Her latest collection of stories, Saints and Sinners, has within it a story that I reread every few months. That story is titled Old Wounds.
The worse the news gets regarding publishing, the better the books are -- I don't get it. You'd think writers would be fleeing the profession. Instead, I've had an avalanche of tremendous new nonfiction: Katherine Boo's magnificent Behind the Beautiful Forevers, Gretel Ehrlich's harrowing account of the aftermath of the Japanese tsunami, Facing the Wave, A Journey in the Wake or the Tsunami, and classic Tom King, The Inconvenient Indian. Biting, mordant, enlightening -- yet somehow addictive reading. Tom has taken on a difficult subject: us.

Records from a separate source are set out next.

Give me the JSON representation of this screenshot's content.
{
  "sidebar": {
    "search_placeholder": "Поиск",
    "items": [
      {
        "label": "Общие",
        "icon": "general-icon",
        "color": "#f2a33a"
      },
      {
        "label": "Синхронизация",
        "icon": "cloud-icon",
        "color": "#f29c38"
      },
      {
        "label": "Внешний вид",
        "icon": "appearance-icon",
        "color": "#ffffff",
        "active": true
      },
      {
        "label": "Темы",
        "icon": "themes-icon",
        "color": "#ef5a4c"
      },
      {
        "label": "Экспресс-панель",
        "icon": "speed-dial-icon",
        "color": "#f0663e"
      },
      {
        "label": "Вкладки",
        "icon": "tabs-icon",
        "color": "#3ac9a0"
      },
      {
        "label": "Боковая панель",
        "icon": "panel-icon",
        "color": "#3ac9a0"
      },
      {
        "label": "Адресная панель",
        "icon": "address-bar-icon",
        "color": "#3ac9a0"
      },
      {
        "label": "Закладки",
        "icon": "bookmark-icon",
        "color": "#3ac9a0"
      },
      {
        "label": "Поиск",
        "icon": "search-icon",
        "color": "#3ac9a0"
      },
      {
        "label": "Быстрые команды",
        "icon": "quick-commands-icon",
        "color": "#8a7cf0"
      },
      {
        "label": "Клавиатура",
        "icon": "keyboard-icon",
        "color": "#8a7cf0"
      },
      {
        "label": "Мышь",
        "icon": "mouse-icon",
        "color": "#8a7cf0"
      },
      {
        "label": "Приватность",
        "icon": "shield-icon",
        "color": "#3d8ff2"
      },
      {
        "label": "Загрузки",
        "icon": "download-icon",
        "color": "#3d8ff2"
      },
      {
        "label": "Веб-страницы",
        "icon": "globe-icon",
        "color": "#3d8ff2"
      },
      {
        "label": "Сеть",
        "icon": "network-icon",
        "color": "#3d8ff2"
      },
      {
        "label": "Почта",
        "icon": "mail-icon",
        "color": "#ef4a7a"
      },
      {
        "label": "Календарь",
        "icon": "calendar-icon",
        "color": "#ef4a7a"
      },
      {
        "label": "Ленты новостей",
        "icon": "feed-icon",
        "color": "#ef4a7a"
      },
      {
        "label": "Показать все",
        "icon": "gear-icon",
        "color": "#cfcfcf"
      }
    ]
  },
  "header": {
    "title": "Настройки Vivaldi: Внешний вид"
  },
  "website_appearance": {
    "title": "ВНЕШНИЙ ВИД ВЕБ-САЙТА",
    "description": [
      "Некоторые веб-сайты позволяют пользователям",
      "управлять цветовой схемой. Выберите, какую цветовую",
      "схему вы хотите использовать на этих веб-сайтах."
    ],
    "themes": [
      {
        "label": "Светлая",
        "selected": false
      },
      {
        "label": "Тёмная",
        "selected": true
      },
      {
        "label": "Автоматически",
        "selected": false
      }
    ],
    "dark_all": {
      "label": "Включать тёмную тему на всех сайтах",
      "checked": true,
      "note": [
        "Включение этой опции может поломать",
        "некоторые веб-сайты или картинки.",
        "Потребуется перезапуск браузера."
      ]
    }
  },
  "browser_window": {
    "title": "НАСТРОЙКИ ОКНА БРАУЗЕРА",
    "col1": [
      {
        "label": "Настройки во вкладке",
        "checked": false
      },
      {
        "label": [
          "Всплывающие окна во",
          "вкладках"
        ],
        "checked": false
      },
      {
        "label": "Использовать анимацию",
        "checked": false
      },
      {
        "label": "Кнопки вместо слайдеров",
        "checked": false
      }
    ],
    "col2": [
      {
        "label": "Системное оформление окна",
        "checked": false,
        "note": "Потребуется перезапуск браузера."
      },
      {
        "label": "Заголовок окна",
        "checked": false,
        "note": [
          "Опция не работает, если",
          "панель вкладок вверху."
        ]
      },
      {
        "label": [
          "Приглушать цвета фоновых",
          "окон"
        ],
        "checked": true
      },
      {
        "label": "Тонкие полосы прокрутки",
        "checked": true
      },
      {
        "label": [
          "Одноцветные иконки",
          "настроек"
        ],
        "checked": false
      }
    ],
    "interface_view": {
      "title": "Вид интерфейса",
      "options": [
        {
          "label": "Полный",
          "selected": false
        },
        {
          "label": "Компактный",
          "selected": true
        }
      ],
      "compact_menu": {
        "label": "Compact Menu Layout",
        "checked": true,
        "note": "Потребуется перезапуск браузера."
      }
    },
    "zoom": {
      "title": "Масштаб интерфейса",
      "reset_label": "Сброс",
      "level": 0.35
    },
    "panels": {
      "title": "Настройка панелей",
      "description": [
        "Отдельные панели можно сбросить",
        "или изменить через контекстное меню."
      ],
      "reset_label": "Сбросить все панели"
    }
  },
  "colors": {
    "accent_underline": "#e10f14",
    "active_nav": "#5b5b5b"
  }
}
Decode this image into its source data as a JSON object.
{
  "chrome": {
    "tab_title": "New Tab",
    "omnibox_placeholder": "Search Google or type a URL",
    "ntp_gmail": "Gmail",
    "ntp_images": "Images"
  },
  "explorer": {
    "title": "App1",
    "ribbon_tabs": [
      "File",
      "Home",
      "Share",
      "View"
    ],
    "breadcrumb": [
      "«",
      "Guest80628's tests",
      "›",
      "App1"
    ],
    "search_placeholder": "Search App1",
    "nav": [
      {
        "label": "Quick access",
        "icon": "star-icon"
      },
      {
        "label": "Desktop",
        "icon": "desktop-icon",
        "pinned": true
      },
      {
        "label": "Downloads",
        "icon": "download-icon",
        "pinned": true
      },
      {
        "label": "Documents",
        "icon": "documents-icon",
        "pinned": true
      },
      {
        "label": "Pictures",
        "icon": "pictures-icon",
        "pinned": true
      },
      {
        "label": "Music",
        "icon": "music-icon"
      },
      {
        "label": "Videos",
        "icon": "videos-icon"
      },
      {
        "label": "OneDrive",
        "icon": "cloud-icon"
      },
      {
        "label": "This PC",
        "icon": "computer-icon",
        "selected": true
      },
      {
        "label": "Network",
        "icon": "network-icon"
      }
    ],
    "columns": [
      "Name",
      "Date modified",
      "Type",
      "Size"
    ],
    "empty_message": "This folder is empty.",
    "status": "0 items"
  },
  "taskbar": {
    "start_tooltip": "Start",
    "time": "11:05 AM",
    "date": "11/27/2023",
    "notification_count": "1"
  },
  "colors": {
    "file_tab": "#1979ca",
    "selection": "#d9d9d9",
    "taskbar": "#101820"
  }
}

He's made it the kind of book you reach for when, you know, you want a good book. Also there is Westhope, Life as a Former Farm Boy, by Dean Hulse. He's from North Dakota and he feels the same way I do about industrialized farming. And now I'm reading The Boy Kings of Texas by Domingo Martinez and trying not to laugh and cry at the same time because it makes it hard to eat chocolate.
Wait, I've got to go. There's so much light out. Daylight! More time to read. The Absolutist, by John Boyne. I have two other books to tell you about but they aren't published yet. Watch for The Son by outrageously talented Phillip Meyer and Children of the Days by scorchingly brilliant Eduardo Galeano. More about these two books -- to come.